Thermostatted kinetic equations as models for complex systems in physics and life sciences

Statistical mechanics is a powerful method for understanding equilibrium thermodynamics. An equivalent theoretical framework for nonequilibrium systems has remained elusive. The thermodynamic forces driving the system away from equilibrium introduce energy that must be dissipated if nonequilibrium steady states are to be obtained. Historically, further terms were introduced, collectively called a thermostat, whose original application was to generate constant-temperature equilibrium ensembles. This review surveys kinetic models coupled with time-reversible deterministic thermostats for the modeling of large systems composed both by inert matter particles and living entities.

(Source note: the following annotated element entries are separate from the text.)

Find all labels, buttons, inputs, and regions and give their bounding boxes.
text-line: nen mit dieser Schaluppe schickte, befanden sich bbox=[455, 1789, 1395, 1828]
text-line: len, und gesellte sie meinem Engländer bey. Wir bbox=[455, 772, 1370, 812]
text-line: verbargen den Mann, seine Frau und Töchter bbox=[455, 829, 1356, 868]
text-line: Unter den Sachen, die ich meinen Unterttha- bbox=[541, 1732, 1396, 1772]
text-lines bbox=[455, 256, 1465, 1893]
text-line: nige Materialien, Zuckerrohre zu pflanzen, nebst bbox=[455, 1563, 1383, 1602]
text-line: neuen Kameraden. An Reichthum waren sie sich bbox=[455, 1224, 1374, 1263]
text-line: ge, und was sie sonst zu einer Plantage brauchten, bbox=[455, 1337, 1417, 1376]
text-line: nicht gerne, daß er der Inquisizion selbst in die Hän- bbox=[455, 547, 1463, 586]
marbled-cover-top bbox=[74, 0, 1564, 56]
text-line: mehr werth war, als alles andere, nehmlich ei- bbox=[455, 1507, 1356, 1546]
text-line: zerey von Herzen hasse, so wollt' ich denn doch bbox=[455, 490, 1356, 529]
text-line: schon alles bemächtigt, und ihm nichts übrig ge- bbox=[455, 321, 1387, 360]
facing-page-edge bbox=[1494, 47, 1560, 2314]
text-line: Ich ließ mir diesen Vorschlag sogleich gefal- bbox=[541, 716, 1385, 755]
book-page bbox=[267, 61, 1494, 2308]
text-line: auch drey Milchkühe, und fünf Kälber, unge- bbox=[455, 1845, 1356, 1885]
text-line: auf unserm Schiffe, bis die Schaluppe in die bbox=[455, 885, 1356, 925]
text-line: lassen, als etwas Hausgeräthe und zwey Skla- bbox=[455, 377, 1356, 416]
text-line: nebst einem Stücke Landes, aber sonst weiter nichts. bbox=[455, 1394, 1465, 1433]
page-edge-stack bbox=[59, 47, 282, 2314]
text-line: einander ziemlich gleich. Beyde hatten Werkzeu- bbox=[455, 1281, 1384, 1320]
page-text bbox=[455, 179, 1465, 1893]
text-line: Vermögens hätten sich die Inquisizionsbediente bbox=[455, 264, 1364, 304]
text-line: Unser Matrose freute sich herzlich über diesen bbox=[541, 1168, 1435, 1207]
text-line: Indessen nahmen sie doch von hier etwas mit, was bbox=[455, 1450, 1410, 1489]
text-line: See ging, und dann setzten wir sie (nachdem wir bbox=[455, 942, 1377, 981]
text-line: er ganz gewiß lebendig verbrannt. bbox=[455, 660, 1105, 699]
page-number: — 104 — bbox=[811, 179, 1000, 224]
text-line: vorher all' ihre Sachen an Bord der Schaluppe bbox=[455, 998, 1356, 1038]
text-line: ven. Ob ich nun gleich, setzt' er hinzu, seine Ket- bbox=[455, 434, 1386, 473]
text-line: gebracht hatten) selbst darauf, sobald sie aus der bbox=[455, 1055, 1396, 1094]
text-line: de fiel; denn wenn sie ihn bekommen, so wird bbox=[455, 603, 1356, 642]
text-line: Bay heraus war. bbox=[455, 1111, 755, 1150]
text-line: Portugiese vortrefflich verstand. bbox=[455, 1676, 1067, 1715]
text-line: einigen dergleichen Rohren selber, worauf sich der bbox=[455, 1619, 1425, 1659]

The introduction of deterministic thermostats allows to model the onset of nonequilibrium stationary states that are typical of most real-world complex systems. The first part of the paper is focused on a general presentation of the main physical and mathematical definitions and tools: nonequilibrium phenomena, Gauss least constraint principle and Gaussian thermostats. The second part provides a review of a variety of thermostatted mathematical models in physics and life sciences, including Kac, Boltzmann, Jager–Segel and the thermostatted (continuous and discrete) kinetic for active particles models. Applications refer to semiconductor devices, nanosciences, biological phenomena, vehicular traffic, social and economics systems, crowds and swarms dynamics.

► We review kinetic models coupled with the Gaussian isokinetic thermostat. ► Thermostatted Kac, Boltzmann, Jager–Segel and kinetic for active particles models. ► Modeling nonequilibrium stationary states. ► Existence and uniqueness of solution results. ► Applications: Immune system, crowds and swarms dynamics, social and economic systems.